Every month, Starburst has the latest Sci-Fi news. Here's a few of this month's stories.

Things to Come
Stormy Weather

Hell hath no fury like a critic scorned. The review ‘blackout’ on The Avengers led to an explosion of negative press on the all-important day of release in both the US and UK, August 14. The order to ban preview screenings for critics, which reportedly came from producer Jerry Weintraub, turned into a PR disaster that backfired loudly for the Warner Bros studio. Though not really the worst film of the year, and indeed the Summer, it has certainly been painted that way by a feverish media. Weintraub was especially wary of the British press due to the heritage of The Avengers TV show. “The problem with the movie is that I was worried that the critics would get hold of it before we could show it to the public and they would take me on for being an American producer doing this film,” he said.

A quiet ‘stealth’ opening instead became the subject of a media frenzy. Reporters and camera crews staked out cinemas showing the film for the first time at Thursday evening public previews in the UK and got viewers’ instant verdicts (mostly negative) on the air and into print. The forsaken critics went along too and filed reviews, many making Friday’s papers as normal. Suddenly we had the rare occurrence of a relatively non-controversial film hitting the TV and radio headlines and getting full-page stories in the papers.
Full story in Starburst #242


The American release date for Star Wars: Episode One is now fixed as May 21, 1999. It will have what was termed in the trade press a ‘limited’ opening – a word that conjured up the amusing vision of about 60 prints across the whole US, like many arthouse releases! In fact Lucasfilm intends the first run of the film to appear only in cinemas with very large screens and a THX sound system (or suitable equivalent). “[Worldwide distributors] Fox will not set the film for the widest possible release but bring the film to theatres with the emphasis on quality,” said a statement.

Crusade Begins

Filming on the much- discussed Babylon 5 spin-off series Crusade began on August 3rd. The Needs of Earth will actually air third in the season, giving the cast some time to settle into their characters before shooting the début episode, Racing the Night. Commanding the newly-commissioned battleship-class vessel, the Excalibur, is Captain Matthew Gideon, played by Gary Cole. Gideon is described as capable, intelligent, non-conformist, with a dry sense of humour. No stranger to series television, Gary Cole previously starred in Midnight Caller and American Gothic, in which he appeared as the demonic sheriff Lucas Buck.

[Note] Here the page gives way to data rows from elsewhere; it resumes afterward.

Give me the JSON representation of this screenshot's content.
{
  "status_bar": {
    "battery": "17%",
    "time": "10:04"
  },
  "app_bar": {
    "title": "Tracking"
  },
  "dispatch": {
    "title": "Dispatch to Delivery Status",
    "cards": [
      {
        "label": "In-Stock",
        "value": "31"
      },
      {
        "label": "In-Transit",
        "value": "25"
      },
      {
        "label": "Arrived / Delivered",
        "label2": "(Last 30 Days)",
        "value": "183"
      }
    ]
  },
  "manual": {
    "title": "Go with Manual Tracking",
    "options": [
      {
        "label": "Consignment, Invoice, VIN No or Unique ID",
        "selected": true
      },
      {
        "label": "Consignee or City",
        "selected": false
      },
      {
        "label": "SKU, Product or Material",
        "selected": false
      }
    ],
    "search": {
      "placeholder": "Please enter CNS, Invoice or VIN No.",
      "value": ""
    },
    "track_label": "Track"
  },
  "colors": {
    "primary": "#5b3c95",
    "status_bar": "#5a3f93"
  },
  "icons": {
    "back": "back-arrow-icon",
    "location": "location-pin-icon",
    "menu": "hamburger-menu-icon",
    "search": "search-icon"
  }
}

The Excalibur’s first officer John Matheson is played by Daniel Dae Kim, who appeared in the recent Brave New World TV movie. Other TV credits include The Pretender, Ally McBeal, Seinfeld and NYPD Blue. Matheson is a telepath, operating under new rules set down following the as-yet-unseen telepath war.

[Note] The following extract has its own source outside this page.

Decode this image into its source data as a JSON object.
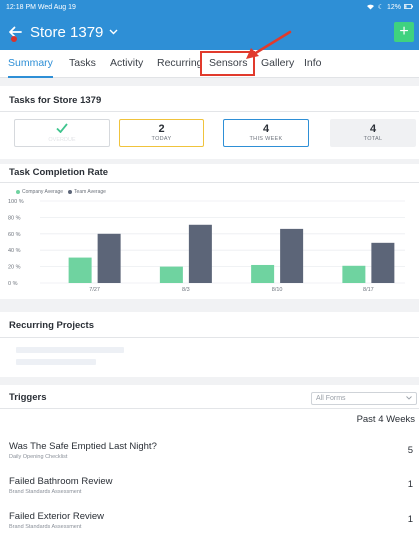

Marjean Holden plays the Excalibur’s medical officer, Dr Sarah Chambers. A long-time actress and stuntwoman, Holden’s TV credits include JAG, Tales from the Crypt, Pacific Blue and Star Trek: Deep Space Nine, working with Crusade director Mike Vejar. She appears in the feature films Mortal Kombat Annihilation, Speed 2: Cruise Control, The Lost World: Jurassic Park , the US #1 film (as we go to press),Blade, and John Carpenter’s Vampires. Holden also has a role in the B5 movie A Call to Arms, playing a different character.

Third Millennium

Will there be a crossover between The X-Files and Millennium in the next season, especially as the latter (with the addition of Klea Scott’s FBI character) will now focus more on the FBI as well? Chris Carter hasn’t ruled it out but, speaking to the press to launch the third season of Millennium, he added this proviso: “This would be a good year for a crossover but I think you want to keep the integrity of both shows and you don’t want to just do it as a stunt – and I think I wouldn’t want the actors to do it as a stunt. So, I think you want to keep those shows separate and, if it made sense in a story-telling way to do a crossover, that might be a fun thing to do.”

The Avengers: "Though not really the worst film of the year, and indeed the Summer, it has certainly been painted that way by a feverish media."